I will create a jira ticket for exposing the APIs in a standard way.


On Fri, Oct 2, 2015
Yes, you could calculate an estimate for this information, but it isn't currently exposed through JDBC or through the explain plan (which would be a good place for it to live). You'd need to dip down to the implementation to get it. Something like this:

PhoenixStatement statement = connection.createStatement().unwrap(PhoenixStatement.class);
ResultSet rs = statement.executeQuery("EXPLAIN SELECT ...");
QueryPlan plan = statement.getQueryPlan();
List<KeyRange> ranges = plan.getSplits();

Each KeyRange in ranges will be going over a configurable amount of bytes (determined by phoenix.stats.guidepost.width and/or phoenix.stats.guidepost.per.region), so a simple worst case estimate would be to multiply the ranges.size() by this config value (using a default of QueryServicesOptions.DEFAULT_STATS_GUIDEPOST_WIDTH_BYTES or 300MB). If the query is a point lookup (which you can check with plan.getContext().getScanRanges().isPointLookup()), then the cost would be ranges.size() * average_row_size.

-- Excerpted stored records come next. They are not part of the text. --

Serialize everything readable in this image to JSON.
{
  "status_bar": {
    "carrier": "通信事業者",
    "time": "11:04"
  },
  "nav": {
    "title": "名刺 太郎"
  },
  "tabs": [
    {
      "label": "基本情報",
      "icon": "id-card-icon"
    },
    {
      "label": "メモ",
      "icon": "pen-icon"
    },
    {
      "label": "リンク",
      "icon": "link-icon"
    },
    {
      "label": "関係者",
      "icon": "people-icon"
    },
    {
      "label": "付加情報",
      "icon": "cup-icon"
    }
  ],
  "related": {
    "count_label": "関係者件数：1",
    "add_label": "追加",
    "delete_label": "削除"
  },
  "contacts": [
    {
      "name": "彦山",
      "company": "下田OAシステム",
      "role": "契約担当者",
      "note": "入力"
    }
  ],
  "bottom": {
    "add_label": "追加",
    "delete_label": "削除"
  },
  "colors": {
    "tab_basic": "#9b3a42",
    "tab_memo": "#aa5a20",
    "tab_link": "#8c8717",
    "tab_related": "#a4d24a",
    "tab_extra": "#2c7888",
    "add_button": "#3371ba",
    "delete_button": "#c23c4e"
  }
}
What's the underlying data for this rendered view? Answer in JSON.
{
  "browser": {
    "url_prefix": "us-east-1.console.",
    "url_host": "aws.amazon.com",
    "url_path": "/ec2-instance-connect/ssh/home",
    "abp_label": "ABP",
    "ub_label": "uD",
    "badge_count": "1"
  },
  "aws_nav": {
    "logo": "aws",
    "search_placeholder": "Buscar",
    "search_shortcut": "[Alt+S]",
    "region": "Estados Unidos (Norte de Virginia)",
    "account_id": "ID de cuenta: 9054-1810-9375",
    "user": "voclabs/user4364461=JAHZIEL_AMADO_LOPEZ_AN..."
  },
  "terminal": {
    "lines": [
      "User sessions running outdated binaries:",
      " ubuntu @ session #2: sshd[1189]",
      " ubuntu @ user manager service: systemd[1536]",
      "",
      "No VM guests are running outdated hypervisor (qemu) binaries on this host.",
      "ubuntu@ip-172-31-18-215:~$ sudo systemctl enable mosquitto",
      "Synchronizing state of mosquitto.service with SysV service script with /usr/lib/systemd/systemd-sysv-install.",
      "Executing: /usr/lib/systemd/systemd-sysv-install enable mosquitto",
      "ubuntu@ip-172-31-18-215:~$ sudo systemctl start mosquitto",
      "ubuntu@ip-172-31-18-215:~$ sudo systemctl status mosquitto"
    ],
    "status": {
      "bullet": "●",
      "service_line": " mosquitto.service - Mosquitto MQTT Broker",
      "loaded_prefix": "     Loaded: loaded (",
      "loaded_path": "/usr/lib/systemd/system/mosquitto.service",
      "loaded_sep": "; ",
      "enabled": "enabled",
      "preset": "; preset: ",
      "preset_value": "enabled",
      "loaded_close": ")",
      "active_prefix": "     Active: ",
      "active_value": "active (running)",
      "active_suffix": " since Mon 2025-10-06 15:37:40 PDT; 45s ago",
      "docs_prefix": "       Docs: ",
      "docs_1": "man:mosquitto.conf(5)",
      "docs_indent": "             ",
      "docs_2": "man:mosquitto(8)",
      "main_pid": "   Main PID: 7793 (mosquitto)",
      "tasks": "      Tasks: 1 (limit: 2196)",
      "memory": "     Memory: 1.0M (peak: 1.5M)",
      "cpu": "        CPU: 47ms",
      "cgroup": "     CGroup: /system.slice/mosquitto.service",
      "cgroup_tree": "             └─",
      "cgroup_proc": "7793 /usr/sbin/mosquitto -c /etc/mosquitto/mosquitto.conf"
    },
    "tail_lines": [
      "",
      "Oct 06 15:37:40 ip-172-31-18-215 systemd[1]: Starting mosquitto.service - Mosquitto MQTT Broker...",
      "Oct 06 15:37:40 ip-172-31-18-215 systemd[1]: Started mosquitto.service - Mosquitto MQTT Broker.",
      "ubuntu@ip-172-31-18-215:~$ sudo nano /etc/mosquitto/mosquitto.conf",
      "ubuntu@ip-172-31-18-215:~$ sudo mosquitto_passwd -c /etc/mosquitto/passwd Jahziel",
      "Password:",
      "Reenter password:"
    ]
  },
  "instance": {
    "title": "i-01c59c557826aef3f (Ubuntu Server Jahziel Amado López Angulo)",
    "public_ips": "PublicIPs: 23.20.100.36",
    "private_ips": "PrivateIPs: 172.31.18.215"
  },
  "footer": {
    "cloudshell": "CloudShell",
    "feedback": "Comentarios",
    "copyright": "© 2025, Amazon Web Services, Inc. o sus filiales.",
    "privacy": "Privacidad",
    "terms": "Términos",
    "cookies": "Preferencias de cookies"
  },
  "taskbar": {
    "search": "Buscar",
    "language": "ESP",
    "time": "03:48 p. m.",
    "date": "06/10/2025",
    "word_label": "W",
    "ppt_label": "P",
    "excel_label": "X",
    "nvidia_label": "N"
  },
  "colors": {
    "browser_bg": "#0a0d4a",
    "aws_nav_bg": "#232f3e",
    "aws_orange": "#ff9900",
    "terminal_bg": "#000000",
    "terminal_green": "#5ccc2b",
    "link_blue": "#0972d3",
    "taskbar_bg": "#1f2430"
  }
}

Since these aren't exposed APIs, they're subject to change. Please file a JIRA if you're interested in helping figure out what the "official" APIs for this should be.

On Fri, Oct 2, 2015
Is there a way to figure out how many rows/cells were scanned in hbase perform a phoenix query? I tried using the explain command, but, it is not clear how to estimate the number of rows touched by looking at the explain plan. Essentially, I want to be able to report back to users the "cost" of performing a phoenix query, where "cost" is some function of rows/cells scanned.